The tight labor market, in combination with a multitude of technical developments, is leading to possible alternatives to the traditional working day, and is forcing companies to look at work differently. Social innovation is about renewing the labor process, with as goal the increase of productivity and participation . Social innovation revolves around, amongst other things, working more intelligently, and assigning and organizing work differently. The era that all employees come to the office and spend the day together from 9 to 5 in the same place lies behind us, but only a handful of organizations are actively promoting this change.
In the IT-branch it is already common place to work in virtual teams, split up an assignment and contribute to it from all over the world, so that an assignment is being worked on 24/7. Even though this is not a viable option for all sectors, the way work is being assigned is becoming more flexible and more project-based. The company appeals to the knowledge that they need at a particular moment. Because the knowledge is with the employee, and the employee can choose, he or she will be less tempted to opt for a traditional manner of work, and is more likely to associate him or herself with the company only for the duration of a project.
FLEXIBLE TIME AND PLACE
The decreasing mobility and ageing of the population are putting pressure on the availability of talent and ensure that companies are speedily looking for alternative solutions (working from home, flexible work-times, policies that take into account the personal situation of the employee) to commit talent to the company. We can conclude an interesting paradox: on one side, the employees are demanding a better balance between their working and their private life, and on the other, their private and working lives are becoming increasingly entwined, as people are working from home at times that are most convenient for them. Social innovation is also leading towards a flexible attitude towards work: we observe an increase in flexible contracts, temporary contracts, mother/father contracts and flexible employment conditions. More experienced employees are switching to freelance work, or are working on assignments towards a final result, where employees can determine themselves (within reason) the time and place of work, as long as results are produced at a certain time. Organizations are also introducing employment contracts of fixed length (e.g. three years), where the employability of the worker is looked at very closely before an extension of the contract is offered.
RESPONSIBILITY OF HR
Social innovation demands a change in the way both management and the employee work, and emphasizes the need for a new form of guidance of (both permanent and flexible) employees during the process of working towards an end result, instead of daily guidance. HR has to take a leading role in organizing this change and establishing this new way of working. For example, how do you evaluate employees if they are working towards a result? HR has the responsibility of equipping managers with the answers to questions such as these. This is, after all, a new way of working for the managers, too.

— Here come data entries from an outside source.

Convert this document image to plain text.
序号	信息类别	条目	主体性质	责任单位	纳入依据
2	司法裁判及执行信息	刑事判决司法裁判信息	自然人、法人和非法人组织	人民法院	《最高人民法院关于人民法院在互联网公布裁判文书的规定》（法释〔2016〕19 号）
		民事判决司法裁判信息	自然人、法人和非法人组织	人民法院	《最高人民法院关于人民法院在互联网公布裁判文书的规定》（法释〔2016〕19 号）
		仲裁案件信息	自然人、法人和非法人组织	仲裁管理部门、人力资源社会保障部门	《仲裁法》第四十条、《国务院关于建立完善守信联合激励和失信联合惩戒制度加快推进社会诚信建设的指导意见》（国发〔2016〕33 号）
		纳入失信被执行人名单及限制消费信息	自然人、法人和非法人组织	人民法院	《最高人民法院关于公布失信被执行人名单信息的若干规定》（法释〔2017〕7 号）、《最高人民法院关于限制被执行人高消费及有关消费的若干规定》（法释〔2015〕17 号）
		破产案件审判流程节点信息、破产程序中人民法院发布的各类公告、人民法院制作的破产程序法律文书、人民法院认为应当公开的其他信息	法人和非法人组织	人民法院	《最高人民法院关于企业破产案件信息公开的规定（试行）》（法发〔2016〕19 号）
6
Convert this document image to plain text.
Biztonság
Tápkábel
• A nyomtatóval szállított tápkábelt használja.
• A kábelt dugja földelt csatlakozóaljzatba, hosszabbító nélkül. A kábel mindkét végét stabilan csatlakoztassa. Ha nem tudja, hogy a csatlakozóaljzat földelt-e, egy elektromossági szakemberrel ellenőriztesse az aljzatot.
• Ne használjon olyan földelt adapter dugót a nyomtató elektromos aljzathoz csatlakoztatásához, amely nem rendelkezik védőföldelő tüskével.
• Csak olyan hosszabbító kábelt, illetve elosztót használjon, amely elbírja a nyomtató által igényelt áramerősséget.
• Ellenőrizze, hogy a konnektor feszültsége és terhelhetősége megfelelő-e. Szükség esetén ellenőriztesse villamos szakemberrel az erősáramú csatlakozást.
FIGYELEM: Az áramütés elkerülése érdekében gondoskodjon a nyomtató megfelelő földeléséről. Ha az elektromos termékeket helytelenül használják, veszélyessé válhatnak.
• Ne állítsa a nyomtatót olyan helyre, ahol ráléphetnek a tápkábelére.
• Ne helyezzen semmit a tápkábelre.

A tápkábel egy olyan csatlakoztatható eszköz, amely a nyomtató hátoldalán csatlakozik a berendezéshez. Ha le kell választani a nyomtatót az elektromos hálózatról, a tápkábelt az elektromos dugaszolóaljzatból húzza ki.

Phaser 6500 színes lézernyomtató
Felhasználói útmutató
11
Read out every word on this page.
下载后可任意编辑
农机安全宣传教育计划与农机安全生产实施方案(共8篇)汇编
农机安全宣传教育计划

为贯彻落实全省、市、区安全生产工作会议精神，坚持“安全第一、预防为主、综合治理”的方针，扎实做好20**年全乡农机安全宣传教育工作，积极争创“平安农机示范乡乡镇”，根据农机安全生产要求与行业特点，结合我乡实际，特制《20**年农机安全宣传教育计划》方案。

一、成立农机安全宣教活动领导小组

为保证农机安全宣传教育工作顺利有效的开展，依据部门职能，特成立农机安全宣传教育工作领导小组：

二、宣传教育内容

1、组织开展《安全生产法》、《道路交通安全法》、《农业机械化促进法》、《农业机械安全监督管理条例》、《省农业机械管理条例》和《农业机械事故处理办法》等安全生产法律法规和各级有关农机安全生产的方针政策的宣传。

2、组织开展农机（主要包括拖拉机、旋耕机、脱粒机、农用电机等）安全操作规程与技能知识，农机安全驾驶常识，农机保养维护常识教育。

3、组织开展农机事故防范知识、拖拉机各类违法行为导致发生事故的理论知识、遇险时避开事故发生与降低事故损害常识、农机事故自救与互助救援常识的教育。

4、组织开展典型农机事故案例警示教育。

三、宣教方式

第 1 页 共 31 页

More than before, HR must involve itself with the strategy of the company, and will have to turn these choices into a viable policy. HR will have to initiate the discussion on how this changes relationships within the company, and how this affects contractual terms and conditions. Which abilities do you only employ on a project-basis? What is an acceptable relationship between flexible and fixed contracts for the company? To what extent can one individualize the contractual conditions? To avoid conflicts, HR must come to clear statements when determining who belongs to the core of the organization, who belongs to the network, and who is separate. It is the responsibility of HR to not implement social innovation as a reaction to problems, but as a new possibility where both the employee and the employer can be challenged to innovate as part of a mature working relationship in an attempt to increase productivity.